Sophie Curtis | May 23, 2013
Lotus F1 CIO Graeme Hackland CIO believes having an application strategy that allows employees to find and develop their own solutions is key to maintaining control of an enterprise IT environment.

"Our strategy says that we won't replace an application just because it's got the tag 'legacy'. There's a couple of apps that we're using on Java that would have taken 200 man days to re-code in .NET, but for no additional benefit, so I'm not prepared to spend that effort on it."

Research recently conducted by Avanade reveals that 49% of enterprises do not have a formal application strategy. This can result in reduced productivity (67%), employee frustration (63%) and decreased customer satisfaction (45%).

Overall, Avanade predicts that the cost to UK businesses of not having an application strategy is £1.8 billion per annum.

"As an organisation, it's important to look at how you can open up the data in your data centres to these more modern applications," said Paul Veitch, director of application development at Avanade.

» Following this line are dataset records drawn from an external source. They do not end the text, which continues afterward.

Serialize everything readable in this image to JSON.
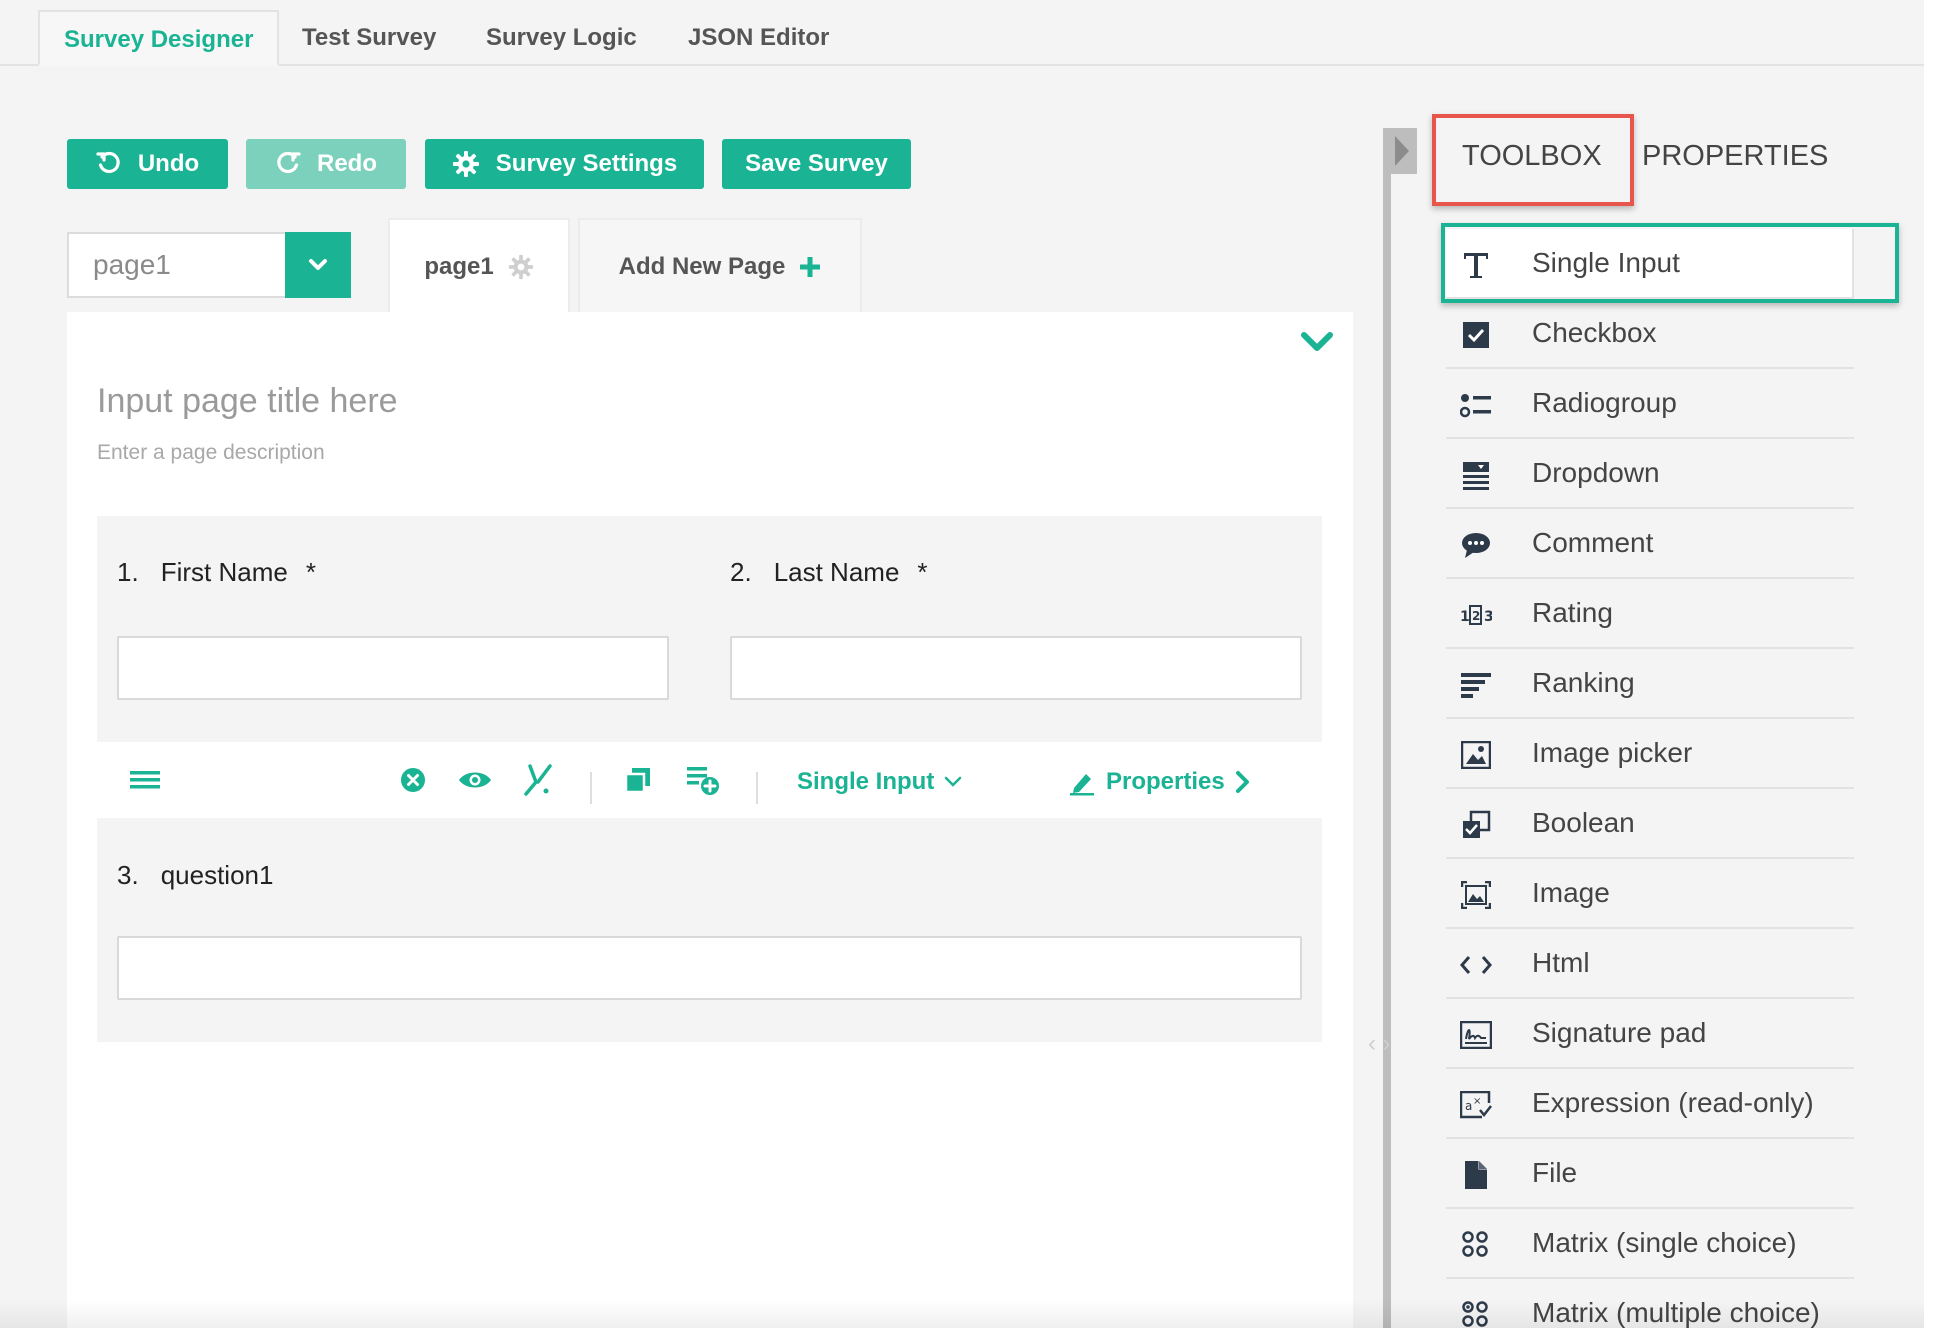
{
  "top_tabs": [
    "Survey Designer",
    "Test Survey",
    "Survey Logic",
    "JSON Editor"
  ],
  "toolbar": {
    "undo": "Undo",
    "redo": "Redo",
    "settings": "Survey Settings",
    "save": "Save Survey"
  },
  "page_selector": {
    "value": "page1"
  },
  "page_tabs": {
    "current": "page1",
    "add": "Add New Page"
  },
  "page": {
    "title_placeholder": "Input page title here",
    "desc_placeholder": "Enter a page description"
  },
  "questions": [
    {
      "num": "1.",
      "title": "First Name",
      "required": "*"
    },
    {
      "num": "2.",
      "title": "Last Name",
      "required": "*"
    },
    {
      "num": "3.",
      "title": "question1",
      "required": ""
    }
  ],
  "question_toolbar": {
    "type": "Single Input",
    "properties": "Properties"
  },
  "side_tabs": {
    "toolbox": "TOOLBOX",
    "properties": "PROPERTIES"
  },
  "toolbox_items": [
    {
      "label": "Single Input",
      "icon": "text-icon"
    },
    {
      "label": "Checkbox",
      "icon": "checkbox-icon"
    },
    {
      "label": "Radiogroup",
      "icon": "radiogroup-icon"
    },
    {
      "label": "Dropdown",
      "icon": "dropdown-icon"
    },
    {
      "label": "Comment",
      "icon": "comment-icon"
    },
    {
      "label": "Rating",
      "icon": "rating-icon"
    },
    {
      "label": "Ranking",
      "icon": "ranking-icon"
    },
    {
      "label": "Image picker",
      "icon": "image-picker-icon"
    },
    {
      "label": "Boolean",
      "icon": "boolean-icon"
    },
    {
      "label": "Image",
      "icon": "image-icon"
    },
    {
      "label": "Html",
      "icon": "html-icon"
    },
    {
      "label": "Signature pad",
      "icon": "signature-icon"
    },
    {
      "label": "Expression (read-only)",
      "icon": "expression-icon"
    },
    {
      "label": "File",
      "icon": "file-icon"
    },
    {
      "label": "Matrix (single choice)",
      "icon": "matrix-single-icon"
    },
    {
      "label": "Matrix (multiple choice)",
      "icon": "matrix-multiple-icon"
    }
  ],
  "colors": {
    "accent": "#1ab394",
    "accent_disabled": "#7cd1bc",
    "highlight_red": "#e8564b"
  }
}
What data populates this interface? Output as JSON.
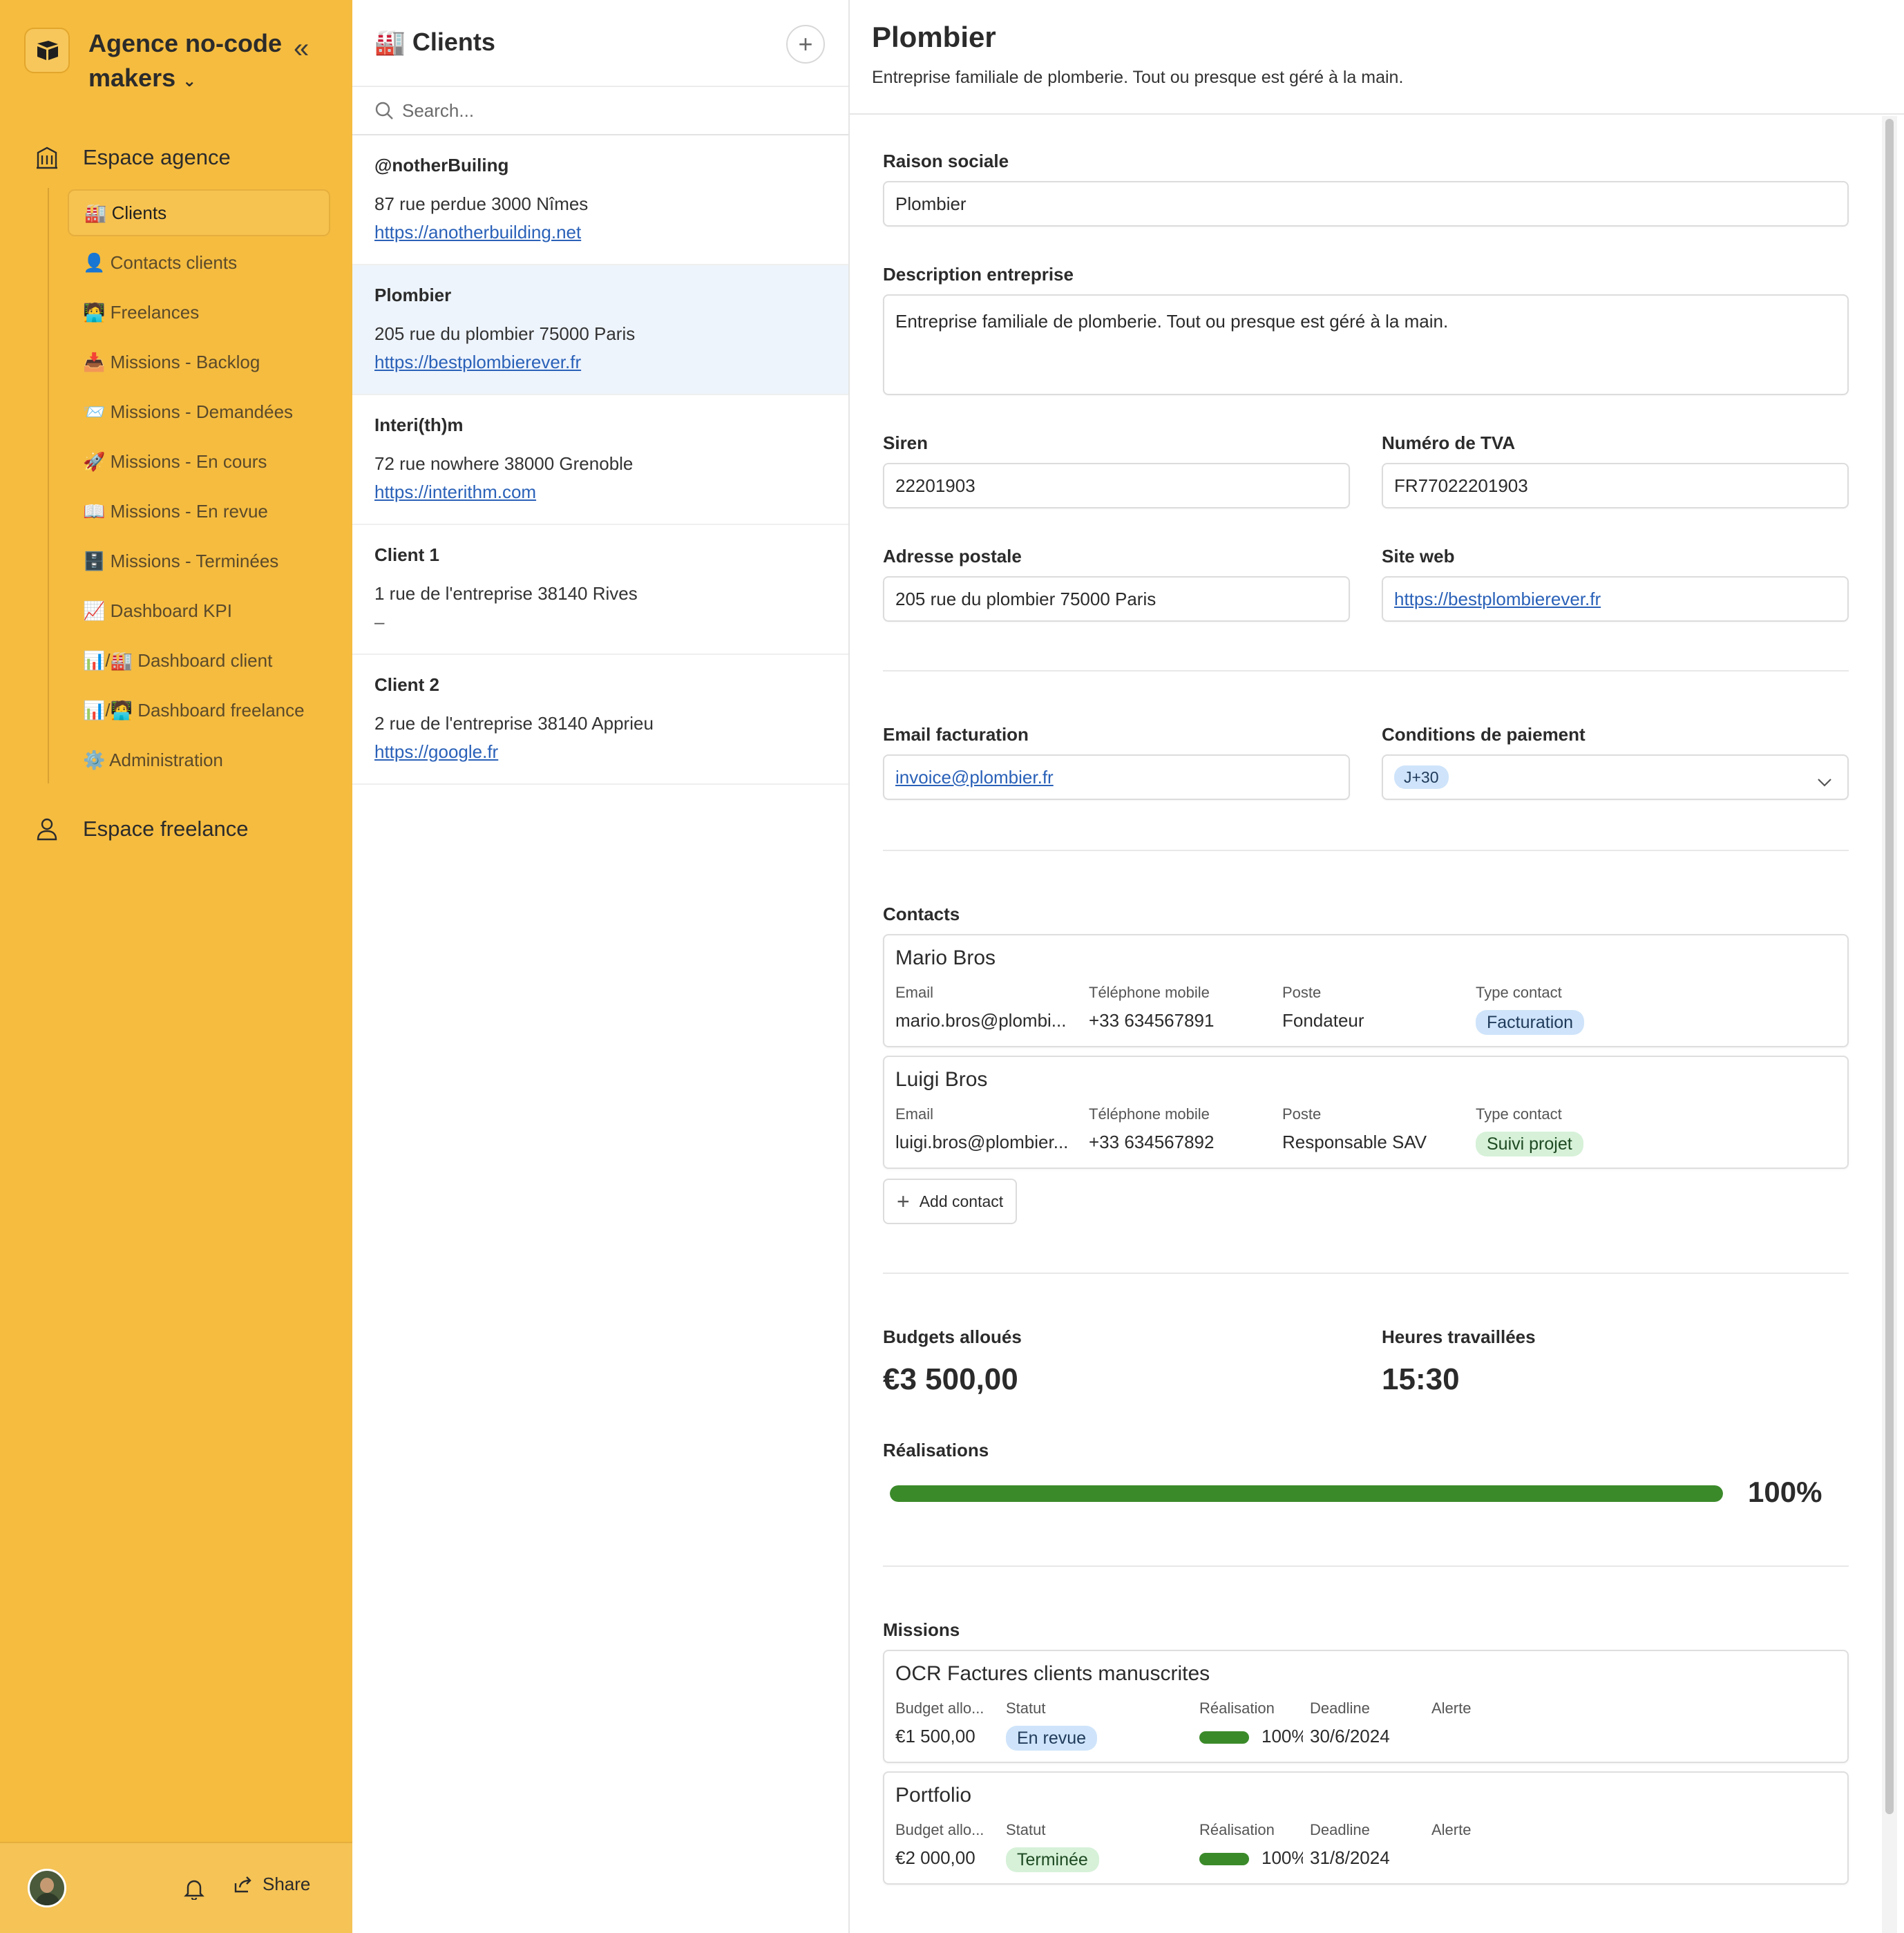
{
  "sidebar": {
    "workspace_name": "Agence no-code makers",
    "sections": {
      "agence": "Espace agence",
      "freelance": "Espace freelance"
    },
    "items": [
      {
        "label": "🏭 Clients",
        "active": true
      },
      {
        "label": "👤 Contacts clients"
      },
      {
        "label": "🧑‍💻 Freelances"
      },
      {
        "label": "📥 Missions - Backlog"
      },
      {
        "label": "📨 Missions - Demandées"
      },
      {
        "label": "🚀 Missions - En cours"
      },
      {
        "label": "📖 Missions - En revue"
      },
      {
        "label": "🗄️ Missions - Terminées"
      },
      {
        "label": "📈 Dashboard KPI"
      },
      {
        "label": "📊/🏭 Dashboard client"
      },
      {
        "label": "📊/🧑‍💻 Dashboard freelance"
      },
      {
        "label": "⚙️ Administration"
      }
    ],
    "footer": {
      "share_label": "Share"
    }
  },
  "list": {
    "title": "🏭 Clients",
    "search_placeholder": "Search...",
    "clients": [
      {
        "name": "@notherBuiling",
        "address": "87 rue perdue 3000 Nîmes",
        "url": "https://anotherbuilding.net"
      },
      {
        "name": "Plombier",
        "address": "205 rue du plombier 75000 Paris",
        "url": "https://bestplombierever.fr",
        "selected": true
      },
      {
        "name": "Interi(th)m",
        "address": "72 rue nowhere 38000 Grenoble",
        "url": "https://interithm.com"
      },
      {
        "name": "Client 1",
        "address": "1 rue de l'entreprise 38140 Rives",
        "url": "–"
      },
      {
        "name": "Client 2",
        "address": "2 rue de l'entreprise 38140 Apprieu",
        "url": "https://google.fr"
      }
    ]
  },
  "detail": {
    "title": "Plombier",
    "description": "Entreprise familiale de plomberie. Tout ou presque est géré à la main.",
    "fields": {
      "raison_sociale": {
        "label": "Raison sociale",
        "value": "Plombier"
      },
      "description": {
        "label": "Description entreprise",
        "value": "Entreprise familiale de plomberie. Tout ou presque est géré à la main."
      },
      "siren": {
        "label": "Siren",
        "value": "22201903"
      },
      "tva": {
        "label": "Numéro de TVA",
        "value": "FR77022201903"
      },
      "adresse": {
        "label": "Adresse postale",
        "value": "205 rue du plombier 75000 Paris"
      },
      "site": {
        "label": "Site web",
        "value": "https://bestplombierever.fr"
      },
      "email": {
        "label": "Email facturation",
        "value": "invoice@plombier.fr"
      },
      "conditions": {
        "label": "Conditions de paiement",
        "value": "J+30"
      }
    },
    "contacts": {
      "label": "Contacts",
      "col_labels": {
        "email": "Email",
        "phone": "Téléphone mobile",
        "poste": "Poste",
        "type": "Type contact"
      },
      "items": [
        {
          "name": "Mario Bros",
          "email": "mario.bros@plombi...",
          "phone": "+33 634567891",
          "poste": "Fondateur",
          "type": "Facturation"
        },
        {
          "name": "Luigi Bros",
          "email": "luigi.bros@plombier...",
          "phone": "+33 634567892",
          "poste": "Responsable SAV",
          "type": "Suivi projet"
        }
      ],
      "add_label": "Add contact"
    },
    "stats": {
      "budget_label": "Budgets alloués",
      "budget_value": "€3 500,00",
      "heures_label": "Heures travaillées",
      "heures_value": "15:30",
      "realisation_label": "Réalisations",
      "realisation_value": "100%",
      "realisation_fraction": 1.0
    },
    "missions": {
      "label": "Missions",
      "col_labels": {
        "budget": "Budget allo...",
        "statut": "Statut",
        "realisation": "Réalisation",
        "deadline": "Deadline",
        "alerte": "Alerte"
      },
      "items": [
        {
          "name": "OCR Factures clients manuscrites",
          "budget": "€1 500,00",
          "statut": "En revue",
          "realisation": "100%",
          "deadline": "30/6/2024"
        },
        {
          "name": "Portfolio",
          "budget": "€2 000,00",
          "statut": "Terminée",
          "realisation": "100%",
          "deadline": "31/8/2024"
        }
      ]
    }
  },
  "colors": {
    "sidebar": "#F5BC40",
    "accent_link": "#2a61b8",
    "progress": "#3B8A2A",
    "tag_blue": "#CFE4FA",
    "tag_green": "#D6F1D8"
  }
}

"If you look at legacy mainframes, how do you allow your end users to consume those applications and that data in a way that they can use it on the road or they can use it in a spreadsheet or they can use it in an application where they can explore it in a way that you'd never thought of.

"It's about saying, yes, you can have this data but the quid pro quo for you having that data is you connect your spreadsheet to us and we can audit what you're doing with the data and therefore we can make sure that we help you."

One of the main concerns for Lotus F1 is ensuring that the company is not breaking any software licence agreements - and also that licenses aren't being duplicated in different departments. If anyone triggers an order for software or hardware, Microsoft Dynamics will flag it up and IT will get involved in the authorisation process.

Protecting intellectual property is also a concern, and the company does not allow employees to use any internet-based FTP sites, such as Dropbox, because they are not considered to be secure enough.

Eventually Hackland hopes to gain control of the data in such a way that it does not matter where it is or what device it is on, but his experiments with digital rights management (DRM) in the past have failed to solve the problem, because the user base found it difficult to use.

However, he said that there have been huge advances in DRM technology since Lotus F1 first put its solution in, and he is starting to look at the new generation of solutions to see if there is anything that could really help.

"People will go behind your back, but at some point they're going to need your help, and what you can't be is the sulky teenager in the corner who says: you went and did that without asking me, I'm not going to help you. That's your opportunity to show them why it was important originally," said Hackland.